Marijuana and ever-changing marijuana legislation present both a cultural and practical set of problems for employers. ConnectedHR and our partners are meeting with scores of owners about how to handle marijuana in the workplace, and what to prepare for as the law changes.

Cannabis is still listed as a Schedule 1 Drug by the United States Drug Enforcement Administration. That is a substance or chemical with no medical use and high potential for abuse. While this is hotly debated by the medical community, as well as several state governments, that is currently what the federal mandate is.

In Ohio, possession of fewer than 100 grams of Marijuana has been decriminalized– it’s treated as a misdemeanor and does not produce a criminal record. There is no jail time and a maximum fine of $150- basically a minor traffic violation.

Ryan Neumeyer, Labor and Employment attorney from McDonald Hopkins, works with ConnectedHR to train companies on topical and sensitive practices. He recently spoke about Medical Marijuana and other contemporary workplace issues.

“When state law deviates from federal, employers have a choice. There are some states which require state law to take precedence over federal but Ohio (is not one of them).

“So, company policy in Ohio is at the employer’s discretion.”

Rarely do companies get to choose which laws to follow. However, the disparity between state and federal law right now means companies in Ohio have a few options. Ryan helped us to explore what those options are.

Zero Tolerance

Zero Tolerance means no use whatsoever. An employee who tests positive for marijuana, or who is otherwise found to be using it, will be terminated.

“More and more companies are reaching out to us and 99% of those companies have a zero tolerance policy, which is (supported) by federal law.”

The majority of companies having that zero-tolerance policy could mean a few things. However, most of these boil down to keeping the status quo and ensuring safety. Having to draft new rules, deal with cultural predispositions and keep track of a new set of laws is a lot of trouble you don’t necessarily need. A zero tolerance policy covers all your bases and keeps you in line with the DEA’s official position.


It’s worth noting right now that whatever policy you decide to support should be consistently applied and enforced across the company. Every employee, from entry-level to leadership, has to operate under the same rules, or the company opens itself up to discrimination suits.

If you decide to allow the use of medical marijuana, you should treat medical marijuana just as you treat other medications under the Americans with Disabilities Act, such as opioids.  If an employee requests to use medical marijuana, you would make an individualized assessment by working with the employee and the employee’s physician to determine whether the employee is able to perform his or her job duties safely.

Think about the kinds of positions your employees hold and consider your own liability. This decision is extremely industry relevant. Someone in a dump truck can do a lot more damage than someone with a copy machine.  Also, federal regulations or state law may prohibit an employer from allowing the use of medical marijuana.

Medical Marijuana

Medical marijuana is legal in Ohio. Employees may very well come to you with a prescription to use medical marijuana, meaning that, so long as they don’t come to work inebriated, owning, consuming, or testing positive for use is not illegal for them.
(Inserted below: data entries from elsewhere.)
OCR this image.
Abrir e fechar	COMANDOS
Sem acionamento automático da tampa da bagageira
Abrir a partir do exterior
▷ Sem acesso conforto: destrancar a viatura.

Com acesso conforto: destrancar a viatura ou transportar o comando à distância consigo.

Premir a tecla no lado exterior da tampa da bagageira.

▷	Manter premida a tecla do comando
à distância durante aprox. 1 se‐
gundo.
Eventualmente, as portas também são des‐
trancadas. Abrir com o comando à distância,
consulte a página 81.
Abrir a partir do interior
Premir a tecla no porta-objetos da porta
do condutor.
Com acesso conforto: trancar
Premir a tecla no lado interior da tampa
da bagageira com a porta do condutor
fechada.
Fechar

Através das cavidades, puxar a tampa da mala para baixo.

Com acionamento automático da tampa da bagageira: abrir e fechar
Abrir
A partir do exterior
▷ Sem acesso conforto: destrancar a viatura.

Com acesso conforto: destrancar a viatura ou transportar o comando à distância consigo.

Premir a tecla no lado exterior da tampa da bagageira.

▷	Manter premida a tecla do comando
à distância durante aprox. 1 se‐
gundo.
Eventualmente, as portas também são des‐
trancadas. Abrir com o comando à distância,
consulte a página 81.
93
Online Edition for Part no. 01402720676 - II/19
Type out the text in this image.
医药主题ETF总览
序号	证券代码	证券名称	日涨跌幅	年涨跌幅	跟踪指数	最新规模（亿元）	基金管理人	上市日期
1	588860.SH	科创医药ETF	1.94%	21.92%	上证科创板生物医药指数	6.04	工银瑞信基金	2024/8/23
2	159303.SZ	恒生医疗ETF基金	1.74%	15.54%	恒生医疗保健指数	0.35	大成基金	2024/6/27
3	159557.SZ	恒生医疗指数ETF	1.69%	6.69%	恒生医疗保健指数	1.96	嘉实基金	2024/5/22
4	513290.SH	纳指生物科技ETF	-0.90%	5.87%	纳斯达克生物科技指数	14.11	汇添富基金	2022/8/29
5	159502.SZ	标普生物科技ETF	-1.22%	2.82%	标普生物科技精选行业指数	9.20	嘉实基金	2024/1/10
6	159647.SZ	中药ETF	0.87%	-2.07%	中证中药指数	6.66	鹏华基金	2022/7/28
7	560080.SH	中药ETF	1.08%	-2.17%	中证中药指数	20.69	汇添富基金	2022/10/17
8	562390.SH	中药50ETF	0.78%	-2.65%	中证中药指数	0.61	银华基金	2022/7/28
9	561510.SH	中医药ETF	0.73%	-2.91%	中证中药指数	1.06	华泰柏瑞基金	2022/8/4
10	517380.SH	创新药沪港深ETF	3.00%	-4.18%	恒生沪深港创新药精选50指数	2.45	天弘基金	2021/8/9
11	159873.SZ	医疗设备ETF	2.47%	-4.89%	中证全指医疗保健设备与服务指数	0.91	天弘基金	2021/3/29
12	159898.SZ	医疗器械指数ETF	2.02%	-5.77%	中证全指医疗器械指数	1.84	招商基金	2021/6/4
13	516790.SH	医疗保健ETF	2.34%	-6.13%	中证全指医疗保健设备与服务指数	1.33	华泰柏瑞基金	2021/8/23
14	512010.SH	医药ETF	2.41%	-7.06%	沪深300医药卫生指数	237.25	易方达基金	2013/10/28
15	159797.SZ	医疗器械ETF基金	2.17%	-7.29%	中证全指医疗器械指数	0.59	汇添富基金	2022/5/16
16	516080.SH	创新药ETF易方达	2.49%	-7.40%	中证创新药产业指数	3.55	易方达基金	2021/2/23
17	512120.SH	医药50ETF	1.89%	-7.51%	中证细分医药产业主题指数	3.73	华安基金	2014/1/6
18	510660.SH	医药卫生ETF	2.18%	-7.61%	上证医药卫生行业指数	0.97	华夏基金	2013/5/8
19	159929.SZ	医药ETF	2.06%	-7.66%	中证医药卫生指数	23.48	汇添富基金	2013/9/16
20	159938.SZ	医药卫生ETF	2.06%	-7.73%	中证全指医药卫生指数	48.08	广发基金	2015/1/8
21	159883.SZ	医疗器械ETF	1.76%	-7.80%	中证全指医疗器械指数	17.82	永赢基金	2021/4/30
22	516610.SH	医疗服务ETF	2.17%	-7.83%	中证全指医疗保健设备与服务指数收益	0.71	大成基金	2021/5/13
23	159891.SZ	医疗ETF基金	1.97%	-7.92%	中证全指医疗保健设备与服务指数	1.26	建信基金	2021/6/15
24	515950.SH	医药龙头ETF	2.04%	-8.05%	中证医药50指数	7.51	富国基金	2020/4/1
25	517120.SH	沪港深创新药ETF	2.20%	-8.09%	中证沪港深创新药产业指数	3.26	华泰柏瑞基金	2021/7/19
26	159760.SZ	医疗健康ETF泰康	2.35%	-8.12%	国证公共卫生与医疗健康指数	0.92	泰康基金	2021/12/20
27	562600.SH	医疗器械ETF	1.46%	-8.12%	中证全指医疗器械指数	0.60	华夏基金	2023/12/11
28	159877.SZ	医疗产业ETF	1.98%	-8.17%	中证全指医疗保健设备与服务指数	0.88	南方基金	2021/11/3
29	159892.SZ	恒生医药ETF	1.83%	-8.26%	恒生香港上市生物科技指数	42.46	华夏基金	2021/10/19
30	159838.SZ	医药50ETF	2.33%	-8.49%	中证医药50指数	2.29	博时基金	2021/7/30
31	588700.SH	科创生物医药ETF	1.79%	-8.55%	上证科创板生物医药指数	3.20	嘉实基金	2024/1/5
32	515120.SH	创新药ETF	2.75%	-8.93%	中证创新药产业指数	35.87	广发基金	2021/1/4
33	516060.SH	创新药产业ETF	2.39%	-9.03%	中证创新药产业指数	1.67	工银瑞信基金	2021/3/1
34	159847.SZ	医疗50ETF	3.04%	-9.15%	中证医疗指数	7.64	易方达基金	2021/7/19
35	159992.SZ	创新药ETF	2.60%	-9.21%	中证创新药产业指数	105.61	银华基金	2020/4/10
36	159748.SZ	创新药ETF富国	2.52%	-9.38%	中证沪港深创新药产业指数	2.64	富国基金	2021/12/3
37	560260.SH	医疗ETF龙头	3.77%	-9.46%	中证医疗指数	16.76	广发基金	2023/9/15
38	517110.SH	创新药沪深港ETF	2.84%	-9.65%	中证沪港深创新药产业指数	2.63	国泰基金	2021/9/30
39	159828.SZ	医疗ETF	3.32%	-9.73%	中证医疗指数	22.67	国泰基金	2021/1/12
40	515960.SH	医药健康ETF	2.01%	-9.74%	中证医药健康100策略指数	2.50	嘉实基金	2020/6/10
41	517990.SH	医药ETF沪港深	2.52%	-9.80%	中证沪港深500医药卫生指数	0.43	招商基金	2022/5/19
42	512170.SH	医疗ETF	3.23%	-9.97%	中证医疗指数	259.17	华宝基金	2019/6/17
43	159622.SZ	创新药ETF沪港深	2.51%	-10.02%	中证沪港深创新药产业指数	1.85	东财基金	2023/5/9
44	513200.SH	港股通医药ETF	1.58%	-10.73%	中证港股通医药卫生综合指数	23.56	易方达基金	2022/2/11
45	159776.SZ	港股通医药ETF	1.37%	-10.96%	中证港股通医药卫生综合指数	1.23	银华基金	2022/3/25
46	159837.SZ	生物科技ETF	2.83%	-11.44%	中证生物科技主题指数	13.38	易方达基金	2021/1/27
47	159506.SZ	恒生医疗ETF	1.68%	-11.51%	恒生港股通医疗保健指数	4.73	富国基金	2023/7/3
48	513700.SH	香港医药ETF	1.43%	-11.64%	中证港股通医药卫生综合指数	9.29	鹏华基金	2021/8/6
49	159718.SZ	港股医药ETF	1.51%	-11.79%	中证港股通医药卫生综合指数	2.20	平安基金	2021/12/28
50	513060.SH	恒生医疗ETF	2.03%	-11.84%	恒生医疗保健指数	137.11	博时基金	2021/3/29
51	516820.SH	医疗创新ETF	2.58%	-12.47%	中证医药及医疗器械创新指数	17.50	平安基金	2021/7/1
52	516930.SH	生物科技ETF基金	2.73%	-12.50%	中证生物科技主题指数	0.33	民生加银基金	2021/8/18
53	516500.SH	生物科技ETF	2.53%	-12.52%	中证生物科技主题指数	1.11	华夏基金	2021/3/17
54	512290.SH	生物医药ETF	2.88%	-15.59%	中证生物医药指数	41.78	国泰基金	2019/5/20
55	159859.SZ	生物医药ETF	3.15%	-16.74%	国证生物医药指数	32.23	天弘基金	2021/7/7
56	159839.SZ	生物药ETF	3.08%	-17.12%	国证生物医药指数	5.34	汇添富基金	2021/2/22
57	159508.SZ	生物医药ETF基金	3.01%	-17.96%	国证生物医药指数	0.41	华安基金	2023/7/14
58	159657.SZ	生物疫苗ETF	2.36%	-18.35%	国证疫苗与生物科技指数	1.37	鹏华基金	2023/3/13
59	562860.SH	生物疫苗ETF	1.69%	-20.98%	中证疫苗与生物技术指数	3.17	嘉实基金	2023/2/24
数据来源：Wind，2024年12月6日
There are a few dozen qualifying conditions that allow doctors to make that recommendation. How you handle that, however, is still up to you.

According to Ohio Revised Code 3796.01, “Employers are not required to accommodate an employee’s use or possession of medical marijuana. Employers may enforce zero-tolerance drug policies and discipline, fire, or refuse to hire medical marijuana users.

We’re not recommending anyone be fired or not hired due to legal marijuana usage. There aren’t any studies on the productivity or potential liability of legal marijuana users compared to non-users. But that doesn’t mean you can’t protect yourself;

When such a prescription is being considered, provide the doctor with a detailed job description for the employee’s position. This allows them to make an informed recommendation.

Ryan advises that; “If an individual employee comes to you with a (marijuana) prescription- remove that employee from safety-sensitive positions. Those who would be operating heavy machinery, dangerous chemicals and so on.”

If you choose to terminate an employee for Medical Marijuana usage, it must be made clear that the usage, not the condition which predicated the usage, was the cause for the termination, which violates the Americans with Disabilities Act. Make your explanation clear, and again, apply all policies consistently.

Keep your eyes open

As you can see, the issue with marijuana right now is how muddied the waters are. There different sets of rules. Administrations are constantly going back and forth and it’s a huge cultural battleground. So, the best advice we can give you is to stay informed on Cannabis legislation and to partner with experienced professionals when issues present themselves.